Ela piscou para Carol, e então contaram sobre o que viveram. A Nawá se sentiu mais confiante pra falar seus motivos, como queria trazer justiça ao seu povo, mas acabou não agindo de forma correta. Eles ouviram com atenção cada palavra dela, a forma como se desculpava por ter desviado do caminho e depois como retornou com o apoio de Sara e seus novos amigos. Apertou a mão dela mais forte:
— Eu estava insegura, mas precisava contar tudo. — concluiu
Nilton se virou para o casal Pererê:
— Vocês sabiam de tudo isso?
— Elas nos contaram hoje mais cedo. — disse Janice — por isso achei melhor convidá-los pra vir aqui.
— E ainda não falaram a melhor parte. — Estevão sorria, mexendo as sobrancelhas
— Qual parte? — Nilton cruzou os braços
Carol olhou para Sara, sorriram uma para a outra:
— Estamos oficialmente namorando, pai!
Ele ficou um pouco em silêncio, via o sorriso delas e o de Estevão, que tinha um sorriso tão largo que até parecia que tinham anunciado noivado.
— Ainda não estavam? — perguntou
— Pai! — Carol corou
— Agora somos oficialmente família, Nilton! — brincou o homem — Vai ter que aturar minhas piadas!
— E qual a diferença disso para o que já era antes? — ele perguntou
Janice e Mariana riram. Aqueles dois juntos era sempre uma comédia, quase como se fossem irmãos.
As garotas ficaram felizes em como seus pais aceitaram o romance delas rapidamente, terminaram de jantar.
Chegava o momento de se despedirem, Carol voltaria pra casa com os pais, o que não era longe, poderiam conversar gritando da janela se quisessem.
— A gente se vê amanhã. — Sara sorriu
— É bom poder voltar pra casa depois de todo esse tempo.
— Mal posso esperar pra próxima missão dos deuses! — ela estava animada
Carol riu, amava aquela empolgação. Beijaram-se, então se despediram.
Sara se sentia bem por estar em casa, poder deitar em sua cama e relaxar. Olhava para seu gorro vermelho, de certa forma, era a prova de que tudo havia mesmo acontecido.
Carol seguiu com os pais, assim que entraram em casa e fecharam a porta, olharam seriamente para ela:
— Filha, entendemos que teve a melhor das intenções... — começou a mãe
— Mas ficamos realmente preocupados com o que houve. — disse o pai — Não falamos nada na frente deles porque achamos melhor conversar em casa.

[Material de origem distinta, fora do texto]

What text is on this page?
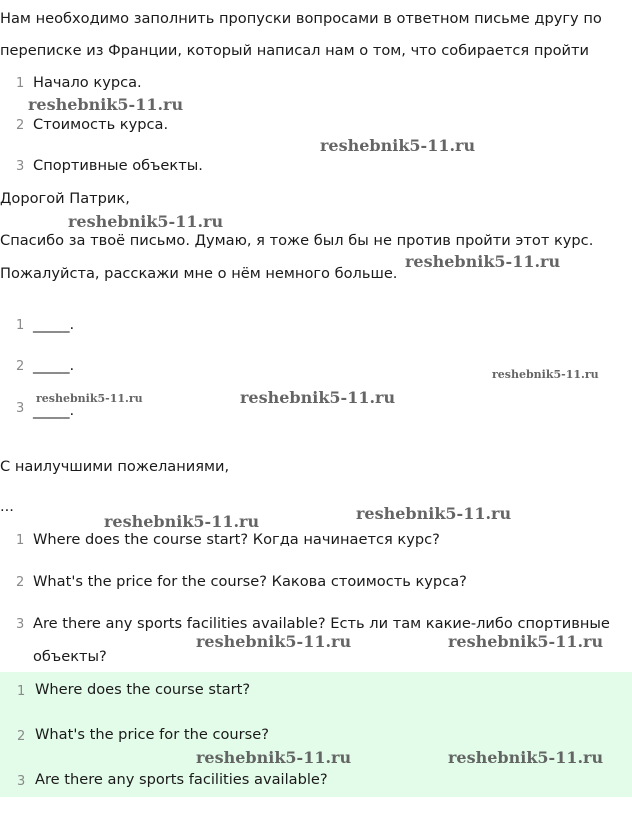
Нам необходимо заполнить пропуски вопросами в ответном письме другу по
переписке из Франции, который написал нам о том, что собирается пройти
1 Начало курса.
2 Стоимость курса.
3 Спортивные объекты.
Дорогой Патрик,
Спасибо за твоё письмо. Думаю, я тоже был бы не против пройти этот курс.
Пожалуйста, расскажи мне о нём немного больше.
1 _____.
2 _____.
3 _____.
С наилучшими пожеланиями,
...
1 Where does the course start? Когда начинается курс?
2 What's the price for the course? Какова стоимость курса?
3 Are there any sports facilities available? Есть ли там какие-либо спортивные
объекты?
1 Where does the course start?
2 What's the price for the course?
3 Are there any sports facilities available?
reshebnik5-11.ru
reshebnik5-11.ru
reshebnik5-11.ru
reshebnik5-11.ru
reshebnik5-11.ru
reshebnik5-11.ru	reshebnik5-11.ru
reshebnik5-11.ru
reshebnik5-11.ru
reshebnik5-11.ru	reshebnik5-11.ru
reshebnik5-11.ru	reshebnik5-11.ru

— Eu imaginei... — ela suspirou
— Seu desejo por justiça nós compreendemos, mas dar as costas pra Sara...
— Eu me arrependo disso todos os dias...
— Nós achamos que é melhor fazer terapia, minha filha. — disse Nilton — Nós confiamos em você, mas precisamos ter certeza de que não sairá do caminho de novo. Espero que entenda.
— Eu compreendo, pai.
— A decisão de contar à Sara será sua.
Ela assentiu, um pouco cabisbaixa, mas depois levantou a cabeça:
— Achei que vocês iam brigar comigo...
— É complicado por se tratar do nosso povo... — Disse Mariana — Muitas vezes eu me pergunto se foi certo ir embora, se nossos antepassados fariam diferente...
— Temos que fazer o que pudermos para continuar sobrevivendo e não deixar nossa cultura se apagar. — disse Nilton — Acredito que Tupã pode ter te escolhido por isso.
Eles estavam certos. Sua luta era constante, mas jamais estaria sozinha de novo. Seria sempre uma Guardiã de Tupã.